ORDER
LYNCH, District Judge.FACTUAL BACKGROUND
On August 8, 1986, plaintiff filed a complaint against defendants in California Su*247perior Court (No. 862466) alleging, inter alia, sexual harassment and violation of state and federal civil rights acts. The complaint stated that plaintiff had “complied with all procedural conditions to filing suit for violation of her rights under California Fair Employment and Housing Act, and the Federal Civil Rights Act of 1964.” Based on the alleged violations of federal law, defendants removed the action to the United States District Court for the Northern District of California.1
On December 29, 1986, plaintiff filed a motion with this Court to remand this action to state court because of a lack of federal subject matter jurisdiction. See 28 U.S.C. section 1447(c). Plaintiffs motion is supported by two declarations. Plaintiffs own declaration states that she had filed a charge of discrimination with the California Department of Fair Employment and Housing (“DFEH”), but that she had never filed a charge of discrimination with the United States Equal Employment Opportunity Commission (“EEOC”).

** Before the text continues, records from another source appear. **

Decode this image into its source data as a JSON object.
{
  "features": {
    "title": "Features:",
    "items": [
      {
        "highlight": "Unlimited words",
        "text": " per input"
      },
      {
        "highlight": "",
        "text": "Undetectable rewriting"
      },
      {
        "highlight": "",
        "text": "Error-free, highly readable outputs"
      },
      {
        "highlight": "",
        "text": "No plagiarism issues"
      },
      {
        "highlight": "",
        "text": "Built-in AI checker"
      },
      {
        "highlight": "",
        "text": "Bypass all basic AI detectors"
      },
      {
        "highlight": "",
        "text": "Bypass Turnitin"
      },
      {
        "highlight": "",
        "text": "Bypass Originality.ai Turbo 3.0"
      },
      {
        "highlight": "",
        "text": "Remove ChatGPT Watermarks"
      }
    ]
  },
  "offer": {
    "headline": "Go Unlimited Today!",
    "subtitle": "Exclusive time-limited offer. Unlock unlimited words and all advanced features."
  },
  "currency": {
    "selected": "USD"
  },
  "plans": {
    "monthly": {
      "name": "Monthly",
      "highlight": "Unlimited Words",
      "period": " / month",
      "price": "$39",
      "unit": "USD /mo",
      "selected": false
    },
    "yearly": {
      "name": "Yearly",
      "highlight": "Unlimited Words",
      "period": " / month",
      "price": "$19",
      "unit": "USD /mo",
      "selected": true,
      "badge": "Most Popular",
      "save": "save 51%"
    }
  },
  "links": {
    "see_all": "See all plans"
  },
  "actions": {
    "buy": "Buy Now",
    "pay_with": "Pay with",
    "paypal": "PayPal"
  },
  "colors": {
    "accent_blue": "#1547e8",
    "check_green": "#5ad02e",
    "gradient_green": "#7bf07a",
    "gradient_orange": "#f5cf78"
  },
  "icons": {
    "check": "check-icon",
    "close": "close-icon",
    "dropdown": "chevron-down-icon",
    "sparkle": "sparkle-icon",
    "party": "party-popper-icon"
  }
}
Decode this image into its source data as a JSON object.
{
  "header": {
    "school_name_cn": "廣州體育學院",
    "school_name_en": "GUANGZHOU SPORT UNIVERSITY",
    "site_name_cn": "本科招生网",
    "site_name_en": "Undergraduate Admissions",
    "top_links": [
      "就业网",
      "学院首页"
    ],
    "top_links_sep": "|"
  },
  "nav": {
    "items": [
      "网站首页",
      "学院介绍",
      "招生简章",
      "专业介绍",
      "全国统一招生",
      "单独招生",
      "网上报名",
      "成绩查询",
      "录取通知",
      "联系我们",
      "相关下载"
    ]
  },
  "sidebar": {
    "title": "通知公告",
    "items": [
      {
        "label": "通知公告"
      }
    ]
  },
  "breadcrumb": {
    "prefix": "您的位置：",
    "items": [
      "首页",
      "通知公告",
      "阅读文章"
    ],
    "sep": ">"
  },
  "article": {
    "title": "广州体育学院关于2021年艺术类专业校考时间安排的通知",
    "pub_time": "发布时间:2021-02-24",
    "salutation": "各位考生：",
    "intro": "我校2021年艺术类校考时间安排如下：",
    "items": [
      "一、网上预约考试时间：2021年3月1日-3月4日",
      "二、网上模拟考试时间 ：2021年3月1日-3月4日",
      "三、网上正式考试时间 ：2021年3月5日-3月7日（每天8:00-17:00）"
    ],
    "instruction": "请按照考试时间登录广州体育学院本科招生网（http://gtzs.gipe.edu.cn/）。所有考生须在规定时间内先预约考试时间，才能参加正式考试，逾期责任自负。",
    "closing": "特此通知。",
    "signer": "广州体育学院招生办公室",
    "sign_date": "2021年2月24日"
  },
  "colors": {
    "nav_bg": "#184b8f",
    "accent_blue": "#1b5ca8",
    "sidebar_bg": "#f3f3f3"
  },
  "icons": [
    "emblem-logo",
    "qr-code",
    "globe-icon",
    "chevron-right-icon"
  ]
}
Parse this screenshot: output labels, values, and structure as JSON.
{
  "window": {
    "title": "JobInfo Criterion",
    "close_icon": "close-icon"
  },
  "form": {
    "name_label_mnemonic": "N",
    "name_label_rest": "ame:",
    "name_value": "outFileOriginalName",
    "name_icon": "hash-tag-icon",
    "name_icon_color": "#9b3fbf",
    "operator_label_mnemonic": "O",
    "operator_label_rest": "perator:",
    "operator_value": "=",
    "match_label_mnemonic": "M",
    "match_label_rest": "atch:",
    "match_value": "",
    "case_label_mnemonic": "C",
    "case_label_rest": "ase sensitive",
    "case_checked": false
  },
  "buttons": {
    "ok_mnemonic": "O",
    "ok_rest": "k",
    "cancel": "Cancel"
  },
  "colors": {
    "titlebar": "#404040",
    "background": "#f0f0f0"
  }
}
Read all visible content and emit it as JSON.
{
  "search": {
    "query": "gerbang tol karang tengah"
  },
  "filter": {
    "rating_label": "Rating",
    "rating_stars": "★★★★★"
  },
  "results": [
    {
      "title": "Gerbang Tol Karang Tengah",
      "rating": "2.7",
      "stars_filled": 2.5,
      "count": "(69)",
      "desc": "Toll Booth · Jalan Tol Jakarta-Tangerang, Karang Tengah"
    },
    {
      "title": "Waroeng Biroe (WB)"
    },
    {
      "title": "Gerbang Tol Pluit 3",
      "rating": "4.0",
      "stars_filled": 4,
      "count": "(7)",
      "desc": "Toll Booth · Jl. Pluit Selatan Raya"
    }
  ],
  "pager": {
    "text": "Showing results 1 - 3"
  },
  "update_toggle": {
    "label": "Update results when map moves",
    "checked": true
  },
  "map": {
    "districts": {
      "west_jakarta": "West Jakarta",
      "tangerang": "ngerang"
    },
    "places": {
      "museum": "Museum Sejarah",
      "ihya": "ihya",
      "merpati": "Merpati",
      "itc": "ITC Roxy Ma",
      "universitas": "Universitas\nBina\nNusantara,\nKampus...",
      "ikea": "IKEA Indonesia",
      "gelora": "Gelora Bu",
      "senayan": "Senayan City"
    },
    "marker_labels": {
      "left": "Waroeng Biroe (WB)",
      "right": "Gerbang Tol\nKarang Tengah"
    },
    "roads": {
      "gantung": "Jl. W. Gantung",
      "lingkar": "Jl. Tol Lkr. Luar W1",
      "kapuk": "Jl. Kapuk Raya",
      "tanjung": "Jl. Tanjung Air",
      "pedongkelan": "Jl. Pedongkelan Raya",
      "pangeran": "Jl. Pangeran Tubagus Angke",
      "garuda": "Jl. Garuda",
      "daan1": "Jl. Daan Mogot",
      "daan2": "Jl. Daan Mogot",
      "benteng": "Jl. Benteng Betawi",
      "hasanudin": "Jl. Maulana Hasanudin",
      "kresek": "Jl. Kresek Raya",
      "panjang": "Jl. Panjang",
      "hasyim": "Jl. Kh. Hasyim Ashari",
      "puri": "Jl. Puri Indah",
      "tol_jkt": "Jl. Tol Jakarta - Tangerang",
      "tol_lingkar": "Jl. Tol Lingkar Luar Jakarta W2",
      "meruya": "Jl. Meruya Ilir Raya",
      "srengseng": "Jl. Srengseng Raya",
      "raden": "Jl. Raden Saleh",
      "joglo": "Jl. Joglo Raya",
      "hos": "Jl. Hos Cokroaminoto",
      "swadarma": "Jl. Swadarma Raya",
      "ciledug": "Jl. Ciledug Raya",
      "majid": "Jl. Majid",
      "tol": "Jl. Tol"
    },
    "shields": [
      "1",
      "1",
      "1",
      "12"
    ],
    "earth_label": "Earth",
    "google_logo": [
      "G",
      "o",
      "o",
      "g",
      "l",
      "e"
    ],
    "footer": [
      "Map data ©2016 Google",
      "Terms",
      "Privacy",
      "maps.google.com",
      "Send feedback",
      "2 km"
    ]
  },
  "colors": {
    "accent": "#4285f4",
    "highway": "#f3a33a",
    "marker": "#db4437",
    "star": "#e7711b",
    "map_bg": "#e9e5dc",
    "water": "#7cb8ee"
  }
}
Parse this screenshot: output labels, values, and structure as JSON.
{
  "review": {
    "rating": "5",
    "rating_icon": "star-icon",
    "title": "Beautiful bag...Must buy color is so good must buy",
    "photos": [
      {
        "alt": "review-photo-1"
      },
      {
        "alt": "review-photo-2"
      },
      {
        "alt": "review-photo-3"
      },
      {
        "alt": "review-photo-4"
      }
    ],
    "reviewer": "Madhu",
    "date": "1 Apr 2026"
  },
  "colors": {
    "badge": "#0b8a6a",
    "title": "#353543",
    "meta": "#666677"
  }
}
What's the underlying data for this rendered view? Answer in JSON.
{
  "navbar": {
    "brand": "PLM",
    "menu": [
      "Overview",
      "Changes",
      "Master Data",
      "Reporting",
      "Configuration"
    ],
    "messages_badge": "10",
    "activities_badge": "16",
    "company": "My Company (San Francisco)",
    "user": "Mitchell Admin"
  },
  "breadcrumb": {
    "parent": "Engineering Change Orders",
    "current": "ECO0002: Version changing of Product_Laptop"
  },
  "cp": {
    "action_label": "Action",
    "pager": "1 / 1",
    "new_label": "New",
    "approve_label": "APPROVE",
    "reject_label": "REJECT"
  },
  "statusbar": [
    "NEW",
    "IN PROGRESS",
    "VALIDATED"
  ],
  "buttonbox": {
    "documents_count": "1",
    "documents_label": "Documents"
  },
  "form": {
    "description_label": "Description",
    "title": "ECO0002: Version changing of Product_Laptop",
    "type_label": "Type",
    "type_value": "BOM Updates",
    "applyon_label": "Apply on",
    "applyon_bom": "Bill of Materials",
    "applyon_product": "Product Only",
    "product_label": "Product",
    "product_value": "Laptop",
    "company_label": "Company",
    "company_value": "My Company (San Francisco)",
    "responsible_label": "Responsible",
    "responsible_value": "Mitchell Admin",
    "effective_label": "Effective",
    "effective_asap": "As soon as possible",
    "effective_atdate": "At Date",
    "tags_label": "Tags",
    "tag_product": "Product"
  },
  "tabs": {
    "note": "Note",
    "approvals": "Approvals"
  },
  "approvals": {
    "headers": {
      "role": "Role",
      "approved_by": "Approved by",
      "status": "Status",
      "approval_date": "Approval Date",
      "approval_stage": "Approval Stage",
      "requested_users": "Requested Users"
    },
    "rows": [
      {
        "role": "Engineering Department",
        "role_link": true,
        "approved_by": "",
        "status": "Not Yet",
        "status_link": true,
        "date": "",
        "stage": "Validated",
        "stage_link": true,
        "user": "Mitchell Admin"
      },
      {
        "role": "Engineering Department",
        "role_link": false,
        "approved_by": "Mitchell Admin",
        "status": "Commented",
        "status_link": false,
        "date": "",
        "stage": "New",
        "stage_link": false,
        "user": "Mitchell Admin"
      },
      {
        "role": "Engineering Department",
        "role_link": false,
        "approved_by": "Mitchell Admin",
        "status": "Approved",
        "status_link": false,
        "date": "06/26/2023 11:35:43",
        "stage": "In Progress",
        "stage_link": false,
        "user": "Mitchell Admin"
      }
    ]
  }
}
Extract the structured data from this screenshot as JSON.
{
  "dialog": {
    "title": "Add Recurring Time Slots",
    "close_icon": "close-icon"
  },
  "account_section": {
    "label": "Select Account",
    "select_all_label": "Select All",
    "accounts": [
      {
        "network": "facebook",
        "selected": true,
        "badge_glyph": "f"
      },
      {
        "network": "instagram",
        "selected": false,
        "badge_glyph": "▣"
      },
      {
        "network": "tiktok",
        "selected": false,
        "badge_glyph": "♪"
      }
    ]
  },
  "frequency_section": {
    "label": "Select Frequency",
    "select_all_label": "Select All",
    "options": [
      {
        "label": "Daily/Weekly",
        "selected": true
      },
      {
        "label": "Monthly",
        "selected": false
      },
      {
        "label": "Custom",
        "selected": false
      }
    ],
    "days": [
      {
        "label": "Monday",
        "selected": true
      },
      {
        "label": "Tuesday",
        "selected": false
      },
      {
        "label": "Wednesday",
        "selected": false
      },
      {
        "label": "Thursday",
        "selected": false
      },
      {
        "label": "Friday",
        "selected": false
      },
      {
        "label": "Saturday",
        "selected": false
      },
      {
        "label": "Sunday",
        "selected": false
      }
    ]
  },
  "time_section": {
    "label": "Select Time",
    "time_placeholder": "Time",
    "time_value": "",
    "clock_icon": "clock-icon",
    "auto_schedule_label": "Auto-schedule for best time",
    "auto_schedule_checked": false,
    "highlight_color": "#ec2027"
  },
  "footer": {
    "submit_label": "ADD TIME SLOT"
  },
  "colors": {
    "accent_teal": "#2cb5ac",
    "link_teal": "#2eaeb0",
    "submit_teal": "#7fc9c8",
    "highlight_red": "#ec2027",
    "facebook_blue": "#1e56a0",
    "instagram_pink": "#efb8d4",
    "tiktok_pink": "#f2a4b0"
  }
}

The second declaration is by Bernard Knapp, plaintiffs attorney, which summarizes a telephone conversation Mr. Knapp had with a consultant at DFEH. The consultant explained that DFEH will not cross-file a charge with the EEOC when EEOC jurisdiction is not apparent from the face of the charge. The charge indicated the defendant employed only ten employees. Since EEOC jurisdiction extends only to employers with fifteen or more employees, 42 U.S.C. section 2000e(b), EEOC jurisdiction appeared lacking.2
On January 30, 1987, this Court granted plaintiffs motion to remand the instant dispute to state court. In addition, this Court agreed to consider plaintiffs motion for sanctions under Rule 11 of the Federal Rules of Civil Procedure. This Court now orders sanctions as specified below.
. Plaintiff concedes that her initial state complaint contained “conclusory and mistaken allegations of Title VII jurisdiction." Plaintiff Wor-rell’s Reply to Defendants’ Opposition to Motion to Remand at 6. Plaintiff does not dispute the propriety of defendants’ removal of this action to the United States District Court based upon plaintiffs initially overbroad pleading. However, subsequent declarations filed by plaintiff with this Court establish, as described below, that federal jurisdiction is clearly lacking in this action. Therefore, the focus of this Court’s attention is directed to defendants’ opposition to plaintiff’s motion to remand this action to state court.
. Some confusion was created by the notation of "(50)” next to the number "10” in the box designated "no. of employees/members” on the charge filed with the state. Plaintiff’s reply brief contains a declaration from Barbara Osborne, senior consultant with DFEH, which clearly establishes that "(50)” is an internal DFEH code for the type of employer involved and does not pertain to the number of employees working at the establishment.